Open Quuxplusone opened 3 years ago
Bugzilla Link | PR51492 |
Status | NEW |
Importance | P normal |
Reported by | Alejandro Colomar (alx.manpages@gmail.com) |
Reported on | 2021-08-16 05:36:24 -0700 |
Last modified on | 2021-11-11 13:13:44 -0800 |
Version | unspecified |
Hardware | PC Linux |
CC | alexfh@google.com, development@jonas-toth.eu, djasper@google.com, eugene.zelenko@gmail.com, fabian.wolff@alumni.ethz.ch, klimek@google.com |
Fixed by commit(s) | |
Attachments | |
Blocks | |
Blocked by | |
See also |
Is tab_m a signed integer? Because hicpp-signed-bitwise intentionally [1] warns
about signed integers on *either* side of a bitwise operator, which includes
the right-hand side of <<. This behavior can be controlled with the
IgnorePositiveIntegerLiterals option [2].
[1] See the discussion at https://reviews.llvm.org/D68694
[2] https://clang.llvm.org/extra/clang-tidy/checks/hicpp-signed-bitwise.html
Yes, tab_m is signed.
If that's the reason, IMO this warning is incorrect.
---
The language specifies that in the case of the shift operator, the type of the
right hand side does not intervene in the type of the resulting expression:
C17:
{
6.5.7 Bitwise shift operators
[...]
Semantics
3. The integer promotions are performed on each of the operands.

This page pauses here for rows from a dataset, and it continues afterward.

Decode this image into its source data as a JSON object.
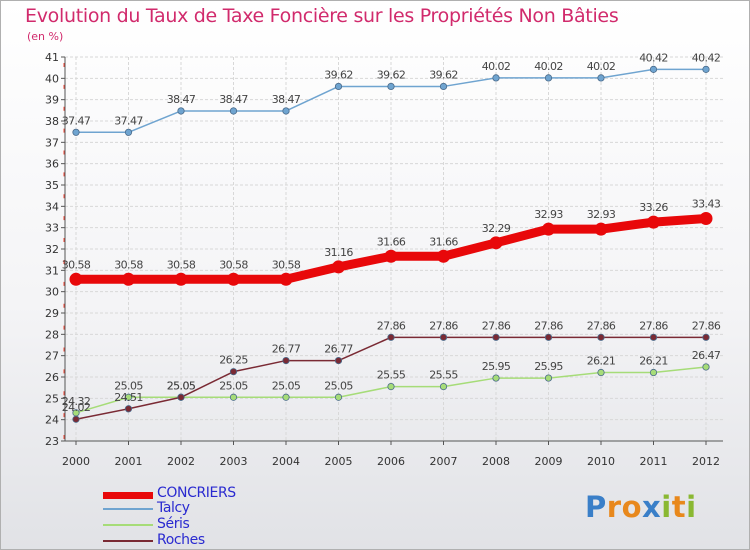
{
  "title": "Evolution du Taux de Taxe Foncière sur les Propriétés Non Bâties",
  "subtitle": "(en %)",
  "logo": {
    "letters": [
      "P",
      "r",
      "o",
      "x",
      "i",
      "t",
      "i"
    ],
    "colors": [
      "#3a7fc8",
      "#e8881c",
      "#e8881c",
      "#3a7fc8",
      "#8ab832",
      "#e8881c",
      "#8ab832"
    ]
  },
  "chart_data": {
    "type": "line",
    "x": [
      2000,
      2001,
      2002,
      2003,
      2004,
      2005,
      2006,
      2007,
      2008,
      2009,
      2010,
      2011,
      2012
    ],
    "ylim": [
      23,
      41
    ],
    "yticks": [
      23,
      24,
      25,
      26,
      27,
      28,
      29,
      30,
      31,
      32,
      33,
      34,
      35,
      36,
      37,
      38,
      39,
      40,
      41
    ],
    "grid": true,
    "legend_position": "bottom-left",
    "series": [
      {
        "name": "Talcy",
        "color": "#6fa4d0",
        "values": [
          37.47,
          37.47,
          38.47,
          38.47,
          38.47,
          39.62,
          39.62,
          39.62,
          40.02,
          40.02,
          40.02,
          40.42,
          40.42
        ]
      },
      {
        "name": "Séris",
        "color": "#a6dc78",
        "values": [
          24.32,
          25.05,
          25.05,
          25.05,
          25.05,
          25.05,
          25.55,
          25.55,
          25.95,
          25.95,
          26.21,
          26.21,
          26.47
        ]
      },
      {
        "name": "Roches",
        "color": "#7a2a34",
        "values": [
          24.02,
          24.51,
          25.05,
          26.25,
          26.77,
          26.77,
          27.86,
          27.86,
          27.86,
          27.86,
          27.86,
          27.86,
          27.86
        ]
      },
      {
        "name": "CONCRIERS",
        "color": "#e8080a",
        "values": [
          30.58,
          30.58,
          30.58,
          30.58,
          30.58,
          31.16,
          31.66,
          31.66,
          32.29,
          32.93,
          32.93,
          33.26,
          33.43
        ]
      }
    ],
    "legend_order": [
      "CONCRIERS",
      "Talcy",
      "Séris",
      "Roches"
    ]
  }
}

The type of the result is that of the promoted left operand.
If the value of the right operand is negative or is greater than or equal to
the width of the promoted left operand, the behavior is undefined.
}
---
So from that text, the standard specifies that any of the following are
undefined behavior:
1U << -1;
1U << UINT_MAX;
So, if I'm going to define a function, using a signed or an unsigned integer
makes absolutely no difference:
unsigned int foo(int x)
{
return 1U << x;
}
and call it 'n = foo(-1);'
unsigned int bar(unsigned int x)
{
return 1U << x;
}
and call it 'n = bar(-1);'
Both are Undefined Behavior. So I see no benefit in warning only in one of
them. Of course if you find a negative literal (or a huge literal), a warning
would be merited, but that will already be caught by a sane compiler.

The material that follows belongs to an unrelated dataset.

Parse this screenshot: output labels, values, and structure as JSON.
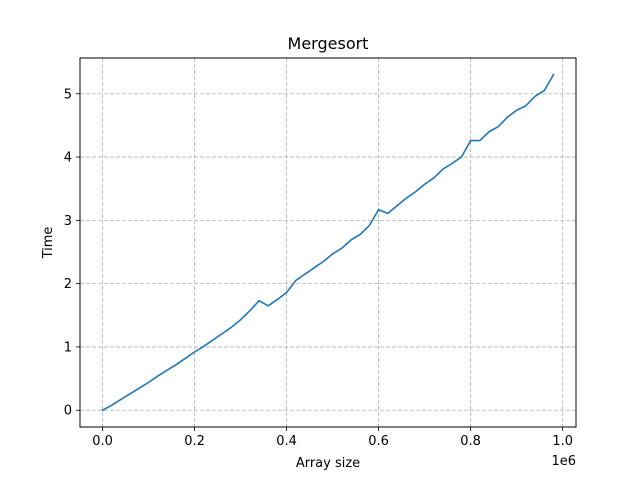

Other than that, there's nothing a static analyzer can catch (without making it
really insane to program), IMO.
---
unsigned types should not be used as assertions that a value will never be
negative:
<http://open-std.org/JTC1/SC22/WG21/docs/papers/2019/p1428r0.pdf>
<https://google.github.io/styleguide/cppguide.html#Integer_Types>
They are only suitable for bit patterns (or modulo 2-arithmetics), which in the
case of << and >> means only the left-hand side of the expression.
---
HIC++ doesn't make it clear that the right-hand side of << and >> should be
unsigned:
<https://www.perforce.com/resources/qac/high-integrity-cpp-coding-standard-expressions>
HIC++:
{
Use of signed operands with bitwise operators is in some cases subject to
undefined or implementation defined behavior.

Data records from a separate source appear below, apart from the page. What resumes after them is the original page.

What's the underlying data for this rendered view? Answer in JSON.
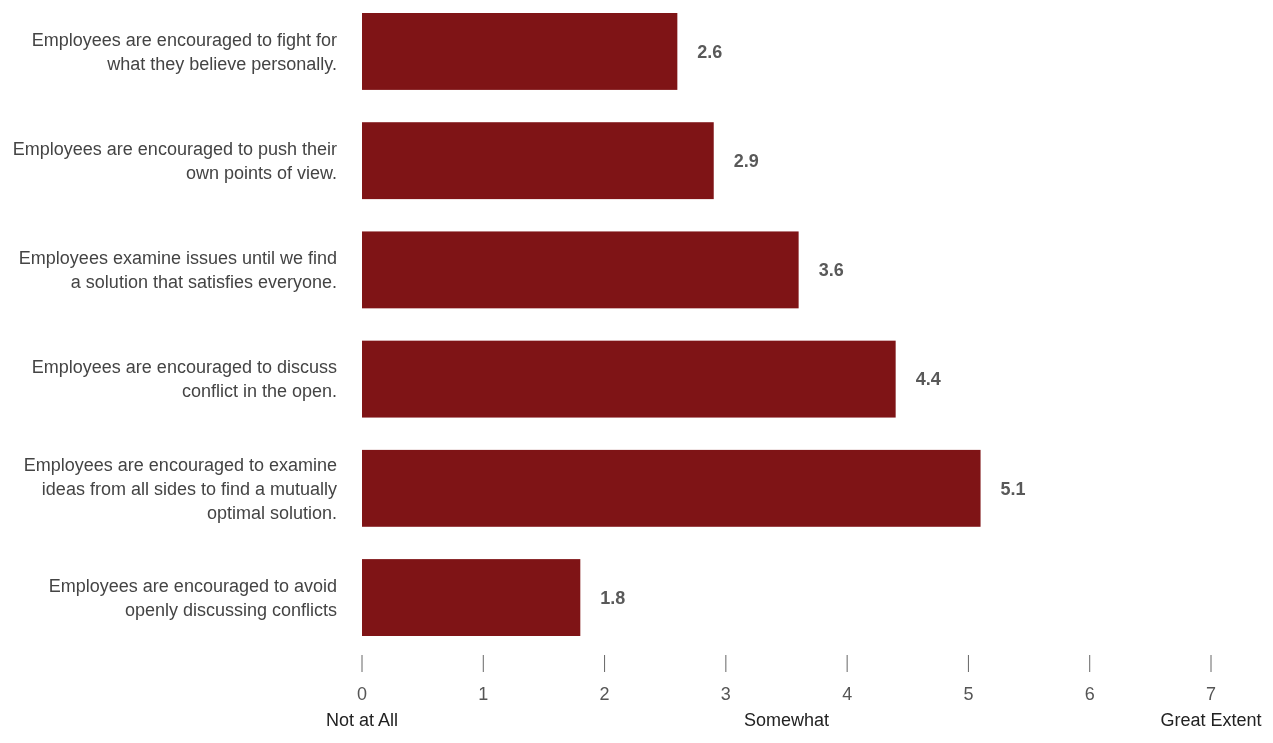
{
  "chart_data": {
    "type": "bar",
    "orientation": "horizontal",
    "categories": [
      "Employees are encouraged to fight for what they believe personally.",
      "Employees are encouraged to push their own points of view.",
      "Employees examine issues until we find a solution that satisfies everyone.",
      "Employees are encouraged to discuss conflict in the open.",
      "Employees are encouraged to examine ideas from all sides to find a mutually optimal solution.",
      "Employees are encouraged to avoid openly discussing conflicts"
    ],
    "values": [
      2.6,
      2.9,
      3.6,
      4.4,
      5.1,
      1.8
    ],
    "color": "#7f1416",
    "xlim": [
      0,
      7
    ],
    "xticks": [
      0,
      1,
      2,
      3,
      4,
      5,
      6,
      7
    ],
    "grid": false,
    "data_labels": true,
    "annotations": [
      "Not at All",
      "Somewhat",
      "Great Extent"
    ]
  }
}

Therefore, bitwise operators should only be used with operands of
unsigned integral types.
}
That is clearly meant for bit patterns, which are all operands to any bitwise
operator except for the right-hand side operators to << and >>, which are not
bit patterns, but positions. A whole different class of values. The undefined
behavior related to them is for completely different reasons too.
The only example that refers to this case is also ambiguous:
[
void foo (int32_t i)
{
int32_t r = i << -1; // @@- Non-Compliant: undefined behavior -@@
]
Since i is already signed, it can be undefined behavior for more than one
reason, and it's not so clear to me which is the more relevant one to this rule.